Back to this particular lunch, my coworkers and I have established a list of favorite restaurants around the office for lunch, but occassionally we try out new venues. Some turned out to be a failure, some turned out to be a success. This one we considered a success, though because of the price, we may not go back there again too often. However, I was thinking to invite Hubby to eat dinner there one of these days.


I couldn't resist to take this picture, the color combination is so pretty!

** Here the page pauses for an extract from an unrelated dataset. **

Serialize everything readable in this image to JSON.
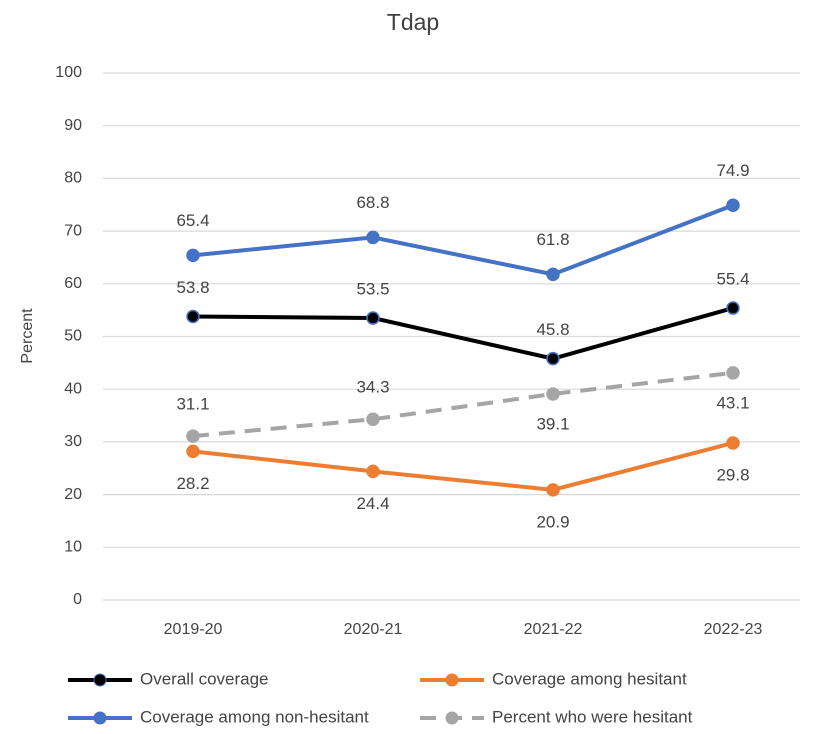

The lunch menu was totally out of our comfort zone: deep fried pigeons, some steamed pokchoy with garlic, tofu with vegetable in delicious broth, crispy Sechuan style fried chicken. The dishes were tasty and different and unique, and we decided that the lunch was a good experience afterall. See? Happiness can be as simple as having good time with good food and good company on Friday. We are so blessed to be able to afford this kind of simple yet abundant lifestyle that is sprinkled with the Lord's bountiful extras on top. We are not in no way rich people, but we have roof over our head, a nice home, a job that we enjoy, a good husband, children, family, friends, and enough money to splurge on relatively lavish lunch - and occassionally on nice purse - once in a while!  ^__^



The interior of the restaurant is also an eye candy in itself. It's simple but cute.


Last week's to do list:
  • Read Chapter 9 of Barbara Kingsolver's "Animal, Vegetable, Miracle".
  • Read and contemplate on the Book of Proverbs Chapter 3 Part 1: Confidence in God Leads to Prosperity.
  • Return original legal papers to the bank's safe deposit box.
  • Renovation permit.
  • Tidy up my writing table.
  • Appointment with my dermatologist.
  • Find suitable flowers for our prayer corner table.
  • Renew my husband's life insurance.
  • Editing my accessory collection.
This week's to do list:
  • Read Chapter 11 of Barbara Kingsolver's "Animal, Vegetable, Miracle": Slow Food Nations.
  • Read and contemplate on the Book of Proverbs Chapter 3 Part 1: Confidence in God Leads to Prosperity.
  • Biweekly grocery shopping.
  • Meatless Tuesday dinner menu: mixed salad (romaine lettuce, spinach, boiled eggs, sliced apples, tomatoes, shallots) with some grilled potatoes.
  • Starting once-a-week weekend oatmeal breakfast in addition to once-a-week meatless dinner.
  • Looking up oatmeal recipes online: sweet recipes for Hubby, savory recipes for Michael and me.
  • Introducing new fruit and new oatmeal recipe snack for Michael.
  • Paying monthly bills.
  • Organize and file Michael's pictures from Hubby's DSLR camera.
  • Organize and file family financial records.
  • Organize and file family legal records online.
  • Taking pictures for post about my morning fruit and veggie smoothie routine.